9 De liefde zij ongeveinsd; verfoeit het kwaad, blijft gehecht aan het goede!
Kjærligheten være uten skrømt; avsky det onde, hold fast ved det gode!
10 Hebt in broedermin elkander hartelijk lief, acht elkander hoger dan uzelf;
Vær ømhjertede mot hverandre i broderkjærlighet; kappes om å hedre hverandre!
11 weest onverdroten in ijver, vurig van geest in de dienst van den Heer.
Vær ikke lunkne i eders iver; vær brennende i ånden; tjen Herren!
12 Weest blijde in de hoop, geduldig in het lijden, volhardend in het gebed;
Vær glade i håpet, tålmodige i trengselen, vedholdende i bønnen.
13 helpt de heiligen in hun noden, legt u op de gastvrijheid toe.
Ta eder av de hellige i deres trang; legg vinn på gjestfrihet!
14 Zegent hen, die u vervolgen; zegent ze, en vloekt ze niet.
Velsign dem som forfølger eder; velsign, og forbann ikke!
15 Weest blij met de blijden, weent met de wenenden;
Gled eder med de glade, og gråt med de gråtende!
16 weest eensgezind onder elkander.

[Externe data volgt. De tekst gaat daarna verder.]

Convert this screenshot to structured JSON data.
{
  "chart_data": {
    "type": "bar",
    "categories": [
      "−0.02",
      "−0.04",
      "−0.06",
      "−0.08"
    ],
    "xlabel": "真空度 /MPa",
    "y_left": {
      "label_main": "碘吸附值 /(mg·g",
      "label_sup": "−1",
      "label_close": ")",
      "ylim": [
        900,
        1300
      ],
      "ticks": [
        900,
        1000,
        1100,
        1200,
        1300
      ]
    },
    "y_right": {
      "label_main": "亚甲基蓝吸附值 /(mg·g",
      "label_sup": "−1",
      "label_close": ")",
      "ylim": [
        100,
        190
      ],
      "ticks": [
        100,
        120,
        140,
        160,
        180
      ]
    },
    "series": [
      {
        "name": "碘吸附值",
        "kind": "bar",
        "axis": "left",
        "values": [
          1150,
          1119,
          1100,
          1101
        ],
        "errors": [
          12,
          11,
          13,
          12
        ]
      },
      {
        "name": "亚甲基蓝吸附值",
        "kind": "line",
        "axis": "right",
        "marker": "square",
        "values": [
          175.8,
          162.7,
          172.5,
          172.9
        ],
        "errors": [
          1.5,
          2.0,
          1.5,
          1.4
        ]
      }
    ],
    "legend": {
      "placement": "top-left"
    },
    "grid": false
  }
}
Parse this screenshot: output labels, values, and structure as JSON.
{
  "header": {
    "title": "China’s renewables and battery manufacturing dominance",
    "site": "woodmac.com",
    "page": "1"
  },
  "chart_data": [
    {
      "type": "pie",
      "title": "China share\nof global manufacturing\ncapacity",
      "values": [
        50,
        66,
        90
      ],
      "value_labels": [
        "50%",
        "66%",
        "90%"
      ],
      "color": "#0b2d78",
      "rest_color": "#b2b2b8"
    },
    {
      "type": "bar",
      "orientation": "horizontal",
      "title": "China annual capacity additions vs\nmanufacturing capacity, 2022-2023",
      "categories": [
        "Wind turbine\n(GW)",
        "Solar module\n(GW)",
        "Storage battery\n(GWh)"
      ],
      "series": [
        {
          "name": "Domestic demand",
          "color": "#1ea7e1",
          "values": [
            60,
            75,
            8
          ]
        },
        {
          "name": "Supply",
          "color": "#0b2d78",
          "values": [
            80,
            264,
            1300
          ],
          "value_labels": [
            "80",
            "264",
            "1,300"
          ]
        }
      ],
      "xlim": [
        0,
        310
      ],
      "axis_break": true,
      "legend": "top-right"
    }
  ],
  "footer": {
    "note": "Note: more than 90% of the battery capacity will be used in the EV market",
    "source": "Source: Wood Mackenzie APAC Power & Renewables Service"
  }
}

Weest niet hooghartig, maar daalt tot de eenvoudigen af; wordt niet wijs in uw eigen oog.
Ha ett sinnelag mot hverandre; attrå ikke det høie, men hold eder gjerne til det lave; vær ikke selvkloke!
17 Vergeldt niemand kwaad met kwaad, maar weest goedgezind jegens alle mensen;
Gjengjeld ikke nogen ondt med ondt; legg vinn på det som godt er, for alle menneskers åsyn!
18 leeft zoveel mogelijk in vrede met iedereen, zover het althans van u afhangt.
Såfremt det er mulig, da hold I på eders side fred med alle mennesker!
19 Geliefden, wreekt u niet, maar laat het over aan de Toorn; want er staat geschreven: "Aan Mij is de wraak; Ik zal vergelden, zegt de Heer."
Hevn eder ikke selv, mine elskede, men gi vreden rum! for det er skrevet: Mig hører hevnen til, jeg vil gjengjelde, sier Herren.
20 Maar, "als uw vijand honger heeft, geef hem te eten, en als hij dorst heeft, geef hem te drinken; want dan stapelt ge vurige kolen op zijn hoofd."
Om da din fiende hungrer, så gi ham å ete; om han tørster, gi ham å drikke! for når du gjør dette, sanker du gloende kull på hans hode.
21 Laat u niet door het kwade overwinnen, maar overwin het kwade door het goede!
La dig ikke overvinne av det onde, men overvinn det onde med det gode!